Luc Vandormael,
président de la fédération des CPAS wallons

Entretien 01

Deux obstacles récurrents

La mission de prévention des CPAS est présente dans la loi, mais de manière résiduelle.
Elle est confiée aux CLPS; une partie des CPAS portent les Plans de Cohésion Sociale (en lieu et place des communes). C’est une manière pour les CPAS de favoriser ou d’organiser des actions collectives et de développement communautaire.
Les CPAS peuvent aussi initier une coordination sociale, destinée aux travailleurs sociaux du territoire.
Une telle voie peut être ressentie par l’associatif comme trop centralisatrice; elle peut aussi rendre la mission d’interpellation périlleuse voire impossible pour certains travailleurs sociaux. Le travail en coordination exige une position égalitaire entre tous les participants.
L’implication du secteur de la jeunesse, notamment des comités de prévention, peut être intéressante par rapport à leur droit d’interpellation des autorités publiques.

Deux problèmes devraient être traités.

Le problème des postures professionnelles qui peuvent devenir antagonistes. Une partie des travailleurs sociaux en CPAS, vu l’évolution de la loi, ont embrassé les présupposés de l’État Social Actif et abordent les populations sous l’angle du respect de devoirs pour bénéficier du droit, avec la réalité de sanctions possibles. Cela peut créer un climat de suspicion et, partant, de rupture de liens de confiance. Mais certains travailleurs de CPAS souffrent de cette étiquette normative qui leur est collée. Certaines logiques associatives y opposent les droits inconditionnels des gens. Lorsque les postures sont aussi éloignées, il est difficile d’imaginer des collaborations1.
Celles-ci requièrent une estime réciproque minimale et un socle de valeurs communes. L’existence de sanctions (via le PIIS), de mandat public constituent un obstacle difficile pour les AMO. Les différences locales dans les politiques des CPAS, issues de la liberté communale, en sont une autre.
Il n’y a pas les bons et les mauvais mais des missions différentes qui engendrent des postures différentes, et puis chacun a des valeurs différentes. Pour ne pas que les gens soient pris en otage de ces désaccords, il faut faire l’effort d’évoluer ensemble vers une éthique de discussion pour établir les complémentarités et, partant, une offre de services cohérente sur le territoire. C’est un des challenges pour les coordinations.

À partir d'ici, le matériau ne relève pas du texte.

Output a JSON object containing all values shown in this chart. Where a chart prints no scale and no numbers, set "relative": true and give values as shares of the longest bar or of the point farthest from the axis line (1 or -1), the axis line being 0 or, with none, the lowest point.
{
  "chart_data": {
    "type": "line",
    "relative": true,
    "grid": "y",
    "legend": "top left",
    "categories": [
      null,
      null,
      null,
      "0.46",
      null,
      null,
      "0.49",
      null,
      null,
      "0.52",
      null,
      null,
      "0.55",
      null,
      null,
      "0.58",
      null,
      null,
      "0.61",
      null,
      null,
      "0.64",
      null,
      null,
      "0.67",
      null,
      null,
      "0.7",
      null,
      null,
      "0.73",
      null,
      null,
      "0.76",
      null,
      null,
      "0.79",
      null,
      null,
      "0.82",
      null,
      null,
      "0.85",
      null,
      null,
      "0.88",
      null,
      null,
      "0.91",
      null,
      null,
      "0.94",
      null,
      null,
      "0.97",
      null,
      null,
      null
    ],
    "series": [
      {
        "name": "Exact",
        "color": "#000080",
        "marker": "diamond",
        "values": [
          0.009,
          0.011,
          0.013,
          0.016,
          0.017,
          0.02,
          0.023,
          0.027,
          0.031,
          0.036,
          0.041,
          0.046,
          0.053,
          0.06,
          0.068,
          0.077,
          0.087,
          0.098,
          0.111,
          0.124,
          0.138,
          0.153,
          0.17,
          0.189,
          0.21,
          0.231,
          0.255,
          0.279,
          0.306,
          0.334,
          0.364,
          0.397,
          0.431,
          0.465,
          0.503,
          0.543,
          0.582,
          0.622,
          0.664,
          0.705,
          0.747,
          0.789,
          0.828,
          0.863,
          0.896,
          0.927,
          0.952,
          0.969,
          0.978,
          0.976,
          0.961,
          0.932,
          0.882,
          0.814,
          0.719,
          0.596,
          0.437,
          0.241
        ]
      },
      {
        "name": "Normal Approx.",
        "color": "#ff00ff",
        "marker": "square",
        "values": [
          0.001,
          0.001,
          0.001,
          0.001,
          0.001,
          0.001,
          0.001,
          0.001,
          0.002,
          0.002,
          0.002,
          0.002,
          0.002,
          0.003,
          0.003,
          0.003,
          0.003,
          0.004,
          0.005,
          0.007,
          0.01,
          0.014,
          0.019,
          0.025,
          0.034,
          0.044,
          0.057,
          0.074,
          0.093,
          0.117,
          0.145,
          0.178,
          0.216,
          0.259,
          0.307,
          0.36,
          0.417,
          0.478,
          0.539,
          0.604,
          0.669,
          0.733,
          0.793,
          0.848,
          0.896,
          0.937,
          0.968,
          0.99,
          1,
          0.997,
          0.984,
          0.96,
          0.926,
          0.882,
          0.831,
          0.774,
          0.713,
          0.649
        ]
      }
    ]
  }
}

Le modèle de collaboration à adopter constitue un deuxième chantier nécessaire. On voit mal comment un modèle aboutissant à une mise sous tutelle (ne serait-ce que ressentie) de l’associatif, pourrait être accepté.
Un modèle de complémentarité et plus horizontal pourrait être facilité par l’existence des chargés de prévention en tant qu’agents publics; on passe en effet de facto d’un modèle à deux actants (public; privé) à un modèle à quatre actants (aide sociale publique; aide sociale associative; agent public de prévention; prévention associative)*.

Note 1: Voir Jean-François Gaspard – «Tenir! Les raisons d’être des travailleurs sociaux» – éd. La Découverte, 2012.